Em teoria, essa massa invisível existiu logo após o Big Bang e formou halos que atraíram o gás hidrogênio neutro para os discos giratórios. Este gás foi puxado para nuvens cada vez mais densas, desencadeando a formação das primeiras estrelas e galáxias.

Hoje, a matéria escura é um componente importante de todas as galáxias massivas e é evidente por suas curvas rotacionais, as lentes que criam e suas interações com as estrelas circundantes e o meio intergaláctico (IGM).

No entanto, quando a equipe mediu a distribuição de massa de NGC 1277, eles observaram apenas a distribuição da estrela. A partir disso, eles inferiram que a matéria escura não poderia representar mais de 5% da massa da galáxia dentro do raio observado – embora suas observações indicassem que poderia não haver nenhuma matéria escura. Como Comerón explicou em um comunicado de imprensa recente da IAC:

“Este resultado não se encaixa nos modelos cosmológicos atualmente aceitos, que incluem a matéria escura. A importância das galáxias relíquias para nos ajudar a entender como as primeiras galáxias se formaram foi a razão pela qual decidimos observar NGC 1277 com um espectrógrafo de campo integral. A partir dos espectros, fizemos mapas cinemáticos que nos permitiram calcular a distribuição de massa dentro da galáxia em um raio de cerca de 20.000 anos-luz.”
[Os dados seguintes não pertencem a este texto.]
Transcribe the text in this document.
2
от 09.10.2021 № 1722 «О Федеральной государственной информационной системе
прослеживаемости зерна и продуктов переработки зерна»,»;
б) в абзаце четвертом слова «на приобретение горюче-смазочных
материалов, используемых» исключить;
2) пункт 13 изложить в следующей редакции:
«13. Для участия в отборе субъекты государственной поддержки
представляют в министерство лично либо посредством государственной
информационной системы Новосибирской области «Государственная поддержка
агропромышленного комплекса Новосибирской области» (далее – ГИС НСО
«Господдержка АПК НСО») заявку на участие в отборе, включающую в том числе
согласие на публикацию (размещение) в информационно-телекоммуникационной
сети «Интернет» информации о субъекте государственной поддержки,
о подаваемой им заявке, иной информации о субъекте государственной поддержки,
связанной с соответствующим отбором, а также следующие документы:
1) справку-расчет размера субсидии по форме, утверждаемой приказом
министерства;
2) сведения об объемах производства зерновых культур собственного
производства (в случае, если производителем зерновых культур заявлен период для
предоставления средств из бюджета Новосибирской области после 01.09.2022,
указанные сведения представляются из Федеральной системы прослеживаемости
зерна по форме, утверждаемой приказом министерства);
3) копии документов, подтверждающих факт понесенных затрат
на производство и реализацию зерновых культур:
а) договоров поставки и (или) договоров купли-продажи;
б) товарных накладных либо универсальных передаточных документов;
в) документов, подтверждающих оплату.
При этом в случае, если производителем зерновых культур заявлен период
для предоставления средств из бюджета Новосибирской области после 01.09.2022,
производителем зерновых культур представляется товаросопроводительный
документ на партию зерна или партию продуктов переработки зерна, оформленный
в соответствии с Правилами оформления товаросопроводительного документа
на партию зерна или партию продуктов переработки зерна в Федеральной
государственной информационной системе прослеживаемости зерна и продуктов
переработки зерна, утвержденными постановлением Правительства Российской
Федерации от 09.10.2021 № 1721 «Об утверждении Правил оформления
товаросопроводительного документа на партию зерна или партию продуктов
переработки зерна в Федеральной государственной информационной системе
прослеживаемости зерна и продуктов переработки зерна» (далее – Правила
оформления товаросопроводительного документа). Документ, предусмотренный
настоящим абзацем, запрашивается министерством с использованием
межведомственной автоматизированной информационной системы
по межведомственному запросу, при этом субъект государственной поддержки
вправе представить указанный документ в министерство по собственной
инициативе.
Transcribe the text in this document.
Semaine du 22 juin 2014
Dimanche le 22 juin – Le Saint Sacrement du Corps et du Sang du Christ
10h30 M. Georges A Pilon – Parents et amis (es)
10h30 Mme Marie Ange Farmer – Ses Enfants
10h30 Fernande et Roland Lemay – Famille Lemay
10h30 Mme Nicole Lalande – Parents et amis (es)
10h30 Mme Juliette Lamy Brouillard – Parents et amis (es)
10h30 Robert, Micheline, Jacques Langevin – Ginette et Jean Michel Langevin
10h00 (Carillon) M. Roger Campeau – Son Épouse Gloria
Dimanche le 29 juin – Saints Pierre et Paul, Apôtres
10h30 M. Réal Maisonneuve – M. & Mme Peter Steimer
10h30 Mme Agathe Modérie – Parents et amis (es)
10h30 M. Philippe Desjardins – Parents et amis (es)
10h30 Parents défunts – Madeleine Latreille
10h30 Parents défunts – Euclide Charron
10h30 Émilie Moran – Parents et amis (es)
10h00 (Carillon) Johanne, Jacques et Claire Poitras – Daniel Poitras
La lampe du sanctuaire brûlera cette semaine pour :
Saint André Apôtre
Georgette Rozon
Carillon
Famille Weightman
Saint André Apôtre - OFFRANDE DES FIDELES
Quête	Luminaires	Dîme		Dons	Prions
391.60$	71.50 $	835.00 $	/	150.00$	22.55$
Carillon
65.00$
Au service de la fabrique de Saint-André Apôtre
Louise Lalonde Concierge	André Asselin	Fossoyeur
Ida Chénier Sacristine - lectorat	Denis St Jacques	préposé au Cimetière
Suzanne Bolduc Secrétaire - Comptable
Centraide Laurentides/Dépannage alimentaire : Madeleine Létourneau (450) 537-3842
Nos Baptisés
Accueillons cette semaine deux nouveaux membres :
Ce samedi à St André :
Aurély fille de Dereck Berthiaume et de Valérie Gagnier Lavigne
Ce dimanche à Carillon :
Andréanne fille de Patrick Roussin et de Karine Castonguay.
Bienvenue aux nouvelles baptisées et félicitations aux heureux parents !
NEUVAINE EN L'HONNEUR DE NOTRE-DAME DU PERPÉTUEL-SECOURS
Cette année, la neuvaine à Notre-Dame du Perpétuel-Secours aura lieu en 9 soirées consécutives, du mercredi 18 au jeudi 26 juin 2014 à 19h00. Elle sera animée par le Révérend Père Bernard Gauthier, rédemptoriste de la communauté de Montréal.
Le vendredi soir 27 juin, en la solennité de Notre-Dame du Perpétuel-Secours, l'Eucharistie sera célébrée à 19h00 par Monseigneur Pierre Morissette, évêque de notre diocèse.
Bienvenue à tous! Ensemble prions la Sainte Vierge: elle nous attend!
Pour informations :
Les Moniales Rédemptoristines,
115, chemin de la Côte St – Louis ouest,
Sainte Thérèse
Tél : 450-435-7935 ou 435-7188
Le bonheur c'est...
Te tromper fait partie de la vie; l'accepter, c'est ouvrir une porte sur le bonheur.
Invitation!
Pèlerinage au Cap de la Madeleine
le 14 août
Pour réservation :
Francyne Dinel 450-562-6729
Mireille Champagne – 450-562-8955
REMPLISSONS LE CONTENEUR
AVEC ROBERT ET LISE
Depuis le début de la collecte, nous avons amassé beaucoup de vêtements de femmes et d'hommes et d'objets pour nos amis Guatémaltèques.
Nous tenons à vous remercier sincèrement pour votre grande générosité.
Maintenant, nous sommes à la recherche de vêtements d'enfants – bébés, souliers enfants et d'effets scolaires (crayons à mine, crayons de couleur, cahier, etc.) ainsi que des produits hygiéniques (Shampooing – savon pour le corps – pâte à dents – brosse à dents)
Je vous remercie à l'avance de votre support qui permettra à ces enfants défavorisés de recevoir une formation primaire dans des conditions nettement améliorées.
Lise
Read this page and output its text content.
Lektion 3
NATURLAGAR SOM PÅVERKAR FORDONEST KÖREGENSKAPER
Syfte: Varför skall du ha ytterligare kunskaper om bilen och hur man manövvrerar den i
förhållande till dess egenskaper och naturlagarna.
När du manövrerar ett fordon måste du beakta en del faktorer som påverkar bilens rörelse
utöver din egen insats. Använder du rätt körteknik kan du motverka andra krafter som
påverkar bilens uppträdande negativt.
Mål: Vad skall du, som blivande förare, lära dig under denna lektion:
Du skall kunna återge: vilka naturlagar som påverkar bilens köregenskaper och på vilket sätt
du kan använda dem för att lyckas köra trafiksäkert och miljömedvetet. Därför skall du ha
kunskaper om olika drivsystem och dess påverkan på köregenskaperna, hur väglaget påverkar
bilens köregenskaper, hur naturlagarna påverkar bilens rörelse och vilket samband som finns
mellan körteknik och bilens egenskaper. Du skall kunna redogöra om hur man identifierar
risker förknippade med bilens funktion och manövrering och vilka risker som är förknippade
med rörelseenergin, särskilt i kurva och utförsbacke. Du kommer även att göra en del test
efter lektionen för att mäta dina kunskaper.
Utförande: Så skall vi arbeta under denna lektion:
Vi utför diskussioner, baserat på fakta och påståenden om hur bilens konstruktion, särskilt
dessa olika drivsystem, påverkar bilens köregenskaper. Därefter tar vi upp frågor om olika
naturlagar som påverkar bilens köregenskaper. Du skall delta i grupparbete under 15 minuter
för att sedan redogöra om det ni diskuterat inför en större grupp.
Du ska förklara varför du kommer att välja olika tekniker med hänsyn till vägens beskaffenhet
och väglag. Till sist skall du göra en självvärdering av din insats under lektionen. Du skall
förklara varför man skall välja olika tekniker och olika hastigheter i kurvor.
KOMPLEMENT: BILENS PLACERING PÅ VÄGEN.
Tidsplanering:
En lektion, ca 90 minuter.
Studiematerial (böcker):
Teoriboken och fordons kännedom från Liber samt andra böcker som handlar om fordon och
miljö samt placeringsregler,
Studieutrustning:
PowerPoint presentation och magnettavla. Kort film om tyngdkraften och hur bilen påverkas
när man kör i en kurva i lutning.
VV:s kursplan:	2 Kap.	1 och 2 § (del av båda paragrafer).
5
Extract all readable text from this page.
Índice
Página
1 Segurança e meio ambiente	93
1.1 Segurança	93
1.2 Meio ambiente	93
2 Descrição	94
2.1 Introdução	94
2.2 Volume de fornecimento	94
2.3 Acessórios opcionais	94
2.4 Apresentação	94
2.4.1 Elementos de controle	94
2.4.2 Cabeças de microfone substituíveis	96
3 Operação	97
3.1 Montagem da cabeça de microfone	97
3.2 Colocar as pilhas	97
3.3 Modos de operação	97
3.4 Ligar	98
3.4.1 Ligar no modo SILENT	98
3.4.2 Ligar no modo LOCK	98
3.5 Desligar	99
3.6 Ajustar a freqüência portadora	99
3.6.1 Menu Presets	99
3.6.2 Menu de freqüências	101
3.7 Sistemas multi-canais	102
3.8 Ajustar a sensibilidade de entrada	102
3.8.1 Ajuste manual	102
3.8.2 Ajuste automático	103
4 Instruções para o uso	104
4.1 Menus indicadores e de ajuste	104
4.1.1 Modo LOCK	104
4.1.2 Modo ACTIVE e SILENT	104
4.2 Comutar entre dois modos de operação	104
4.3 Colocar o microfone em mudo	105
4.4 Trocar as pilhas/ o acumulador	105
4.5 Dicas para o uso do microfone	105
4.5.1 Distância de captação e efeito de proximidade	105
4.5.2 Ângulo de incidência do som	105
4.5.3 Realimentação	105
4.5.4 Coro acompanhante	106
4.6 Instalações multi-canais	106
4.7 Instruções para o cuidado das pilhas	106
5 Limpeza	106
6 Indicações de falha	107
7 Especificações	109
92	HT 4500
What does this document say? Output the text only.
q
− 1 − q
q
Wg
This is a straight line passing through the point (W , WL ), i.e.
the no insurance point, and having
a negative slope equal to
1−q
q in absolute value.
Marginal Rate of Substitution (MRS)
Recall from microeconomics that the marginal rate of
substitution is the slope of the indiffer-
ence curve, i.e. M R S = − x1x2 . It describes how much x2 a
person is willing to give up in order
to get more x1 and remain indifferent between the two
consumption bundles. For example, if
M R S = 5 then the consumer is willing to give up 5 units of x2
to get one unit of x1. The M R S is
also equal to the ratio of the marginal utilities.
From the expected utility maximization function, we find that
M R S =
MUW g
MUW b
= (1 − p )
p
Em seu artigo, a equipe descreve NGC 1277 como um protótipo de “galáxia relíquia”, uma classe muito rara que não interage com as galáxias vizinhas. Acredita-se que essas galáxias sejam remanescentes de galáxias gigantes que se formaram logo após o Big Bang.

No entanto, o modelo ΛCDM prevê que a matéria escura deve representar pelo menos 10% das galáxias tão massivas quanto NGC 1277, com um máximo de 70% para este tipo particular. Segundo a coautora Anna Ferré-Mateu, investigadora do IAC e da ULL, existem duas explicações possíveis para esta discrepância:

“Uma é que a interação gravitacional com o meio circundante dentro do aglomerado de galáxias em que esta galáxia está situada retirou a matéria escura. A outra é que a matéria escura foi expulsa do sistema quando a galáxia se formou pela fusão de fragmentos protogalácticos, que deu origem à galáxia relíquia.”

No entanto, nenhuma dessas explicações é totalmente satisfatória à equipe.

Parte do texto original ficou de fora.